4 T Oil
1 lb diced chicken (boneless + skinless)
1/2 diced red pepper
1/2 diced green pepper
6 sliced water chestnuts (fresh is best!)
2 T cloud ears (tree fungus)*
2 scallions, minced
1 t minced ginger
1 clove garlic, minced
1 t cornstarch made into paste with cold water
Chinese spicy yu shiang sauce ingredients:
3 T soy sauce
generous dash pepper
1 t sugar
2 T sherry
1/2 t salt
1 t vinegar
1 t Chinese chili sauce
1 t hoisin sauce
1 t sesame oil
Soak cloud ears in boiling water for 1/2 hour and then cut into large pieces.

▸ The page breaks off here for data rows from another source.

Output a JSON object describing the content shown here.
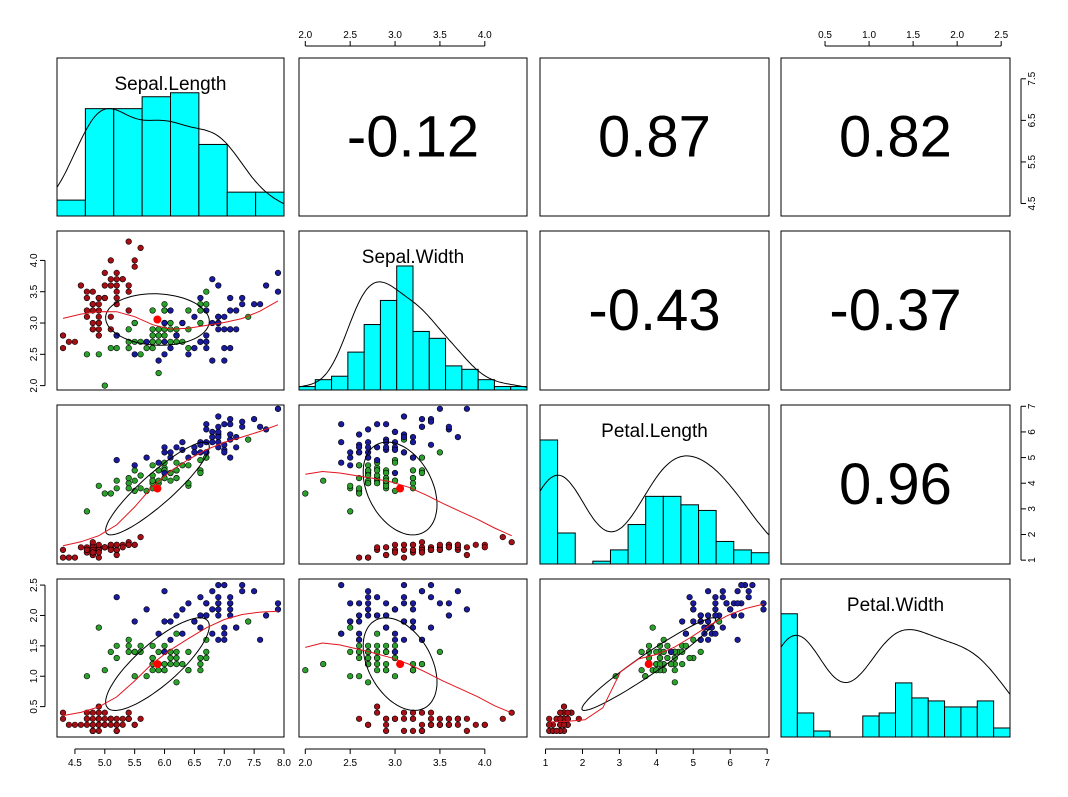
{
  "chart_data": {
    "type": "pairs-panels",
    "dataset": "iris",
    "variables": [
      "Sepal.Length",
      "Sepal.Width",
      "Petal.Length",
      "Petal.Width"
    ],
    "correlations": [
      {
        "row": 0,
        "col": 1,
        "pair": [
          "Sepal.Length",
          "Sepal.Width"
        ],
        "label": "-0.12",
        "value": -0.12
      },
      {
        "row": 0,
        "col": 2,
        "pair": [
          "Sepal.Length",
          "Petal.Length"
        ],
        "label": "0.87",
        "value": 0.87
      },
      {
        "row": 0,
        "col": 3,
        "pair": [
          "Sepal.Length",
          "Petal.Width"
        ],
        "label": "0.82",
        "value": 0.82
      },
      {
        "row": 1,
        "col": 2,
        "pair": [
          "Sepal.Width",
          "Petal.Length"
        ],
        "label": "-0.43",
        "value": -0.43
      },
      {
        "row": 1,
        "col": 3,
        "pair": [
          "Sepal.Width",
          "Petal.Width"
        ],
        "label": "-0.37",
        "value": -0.37
      },
      {
        "row": 2,
        "col": 3,
        "pair": [
          "Petal.Length",
          "Petal.Width"
        ],
        "label": "0.96",
        "value": 0.96
      }
    ],
    "axis_ticks": {
      "sepal_length": [
        "4.5",
        "5.0",
        "5.5",
        "6.0",
        "6.5",
        "7.0",
        "7.5",
        "8.0"
      ],
      "sepal_width": [
        "2.0",
        "2.5",
        "3.0",
        "3.5",
        "4.0"
      ],
      "petal_length": [
        "1",
        "2",
        "3",
        "4",
        "5",
        "6",
        "7"
      ],
      "petal_width": [
        "0.5",
        "1.0",
        "1.5",
        "2.0",
        "2.5"
      ],
      "sepal_length_right": [
        "4.5",
        "5.5",
        "6.5",
        "7.5"
      ]
    },
    "histograms": {
      "sepal_length": {
        "range": [
          4.3,
          7.9
        ],
        "counts": [
          4,
          27,
          27,
          30,
          31,
          18,
          6,
          6
        ],
        "density_peak": 5.8
      },
      "sepal_width": {
        "range": [
          2.0,
          4.4
        ],
        "counts": [
          1,
          3,
          4,
          11,
          19,
          26,
          36,
          17,
          15,
          7,
          6,
          3,
          1,
          1
        ]
      },
      "petal_length": {
        "range": [
          1,
          6.9
        ],
        "counts": [
          44,
          11,
          0,
          1,
          5,
          14,
          24,
          24,
          21,
          19,
          8,
          5,
          4
        ]
      },
      "petal_width": {
        "range": [
          0.1,
          2.5
        ],
        "counts": [
          41,
          8,
          2,
          0,
          0,
          7,
          8,
          18,
          13,
          12,
          10,
          10,
          12,
          3
        ]
      }
    },
    "species_colors": {
      "setosa": "#a50f15",
      "versicolor": "#2ca02c",
      "virginica": "#1a1a9c"
    },
    "hist_fill": "#00ffff",
    "smooth_color": "#e3141d",
    "centroid_color": "#ff0000",
    "means": {
      "Sepal.Length": 5.84,
      "Sepal.Width": 3.06,
      "Petal.Length": 3.76,
      "Petal.Width": 1.2
    }
  }
}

Combine sauce ingredients together.
Heat oil in wok. When hot, add chicken
and all the vegetables except the scallions.
Stir fry until almost done-chicken should be white. Remove these items from your wok and set them aside in a bowl. Meanwhile, add more oil to wok; then add scallions, ginger and garlic. When aroma is evident, add the sauce ingredients. Bring to a boil.
Return reserved chicken and vegetables to wok and bring to a boil again. Quickly restir cornstarch paste and add some of hot liquid to cornstarch paste, then add to wok. Stir until thickened.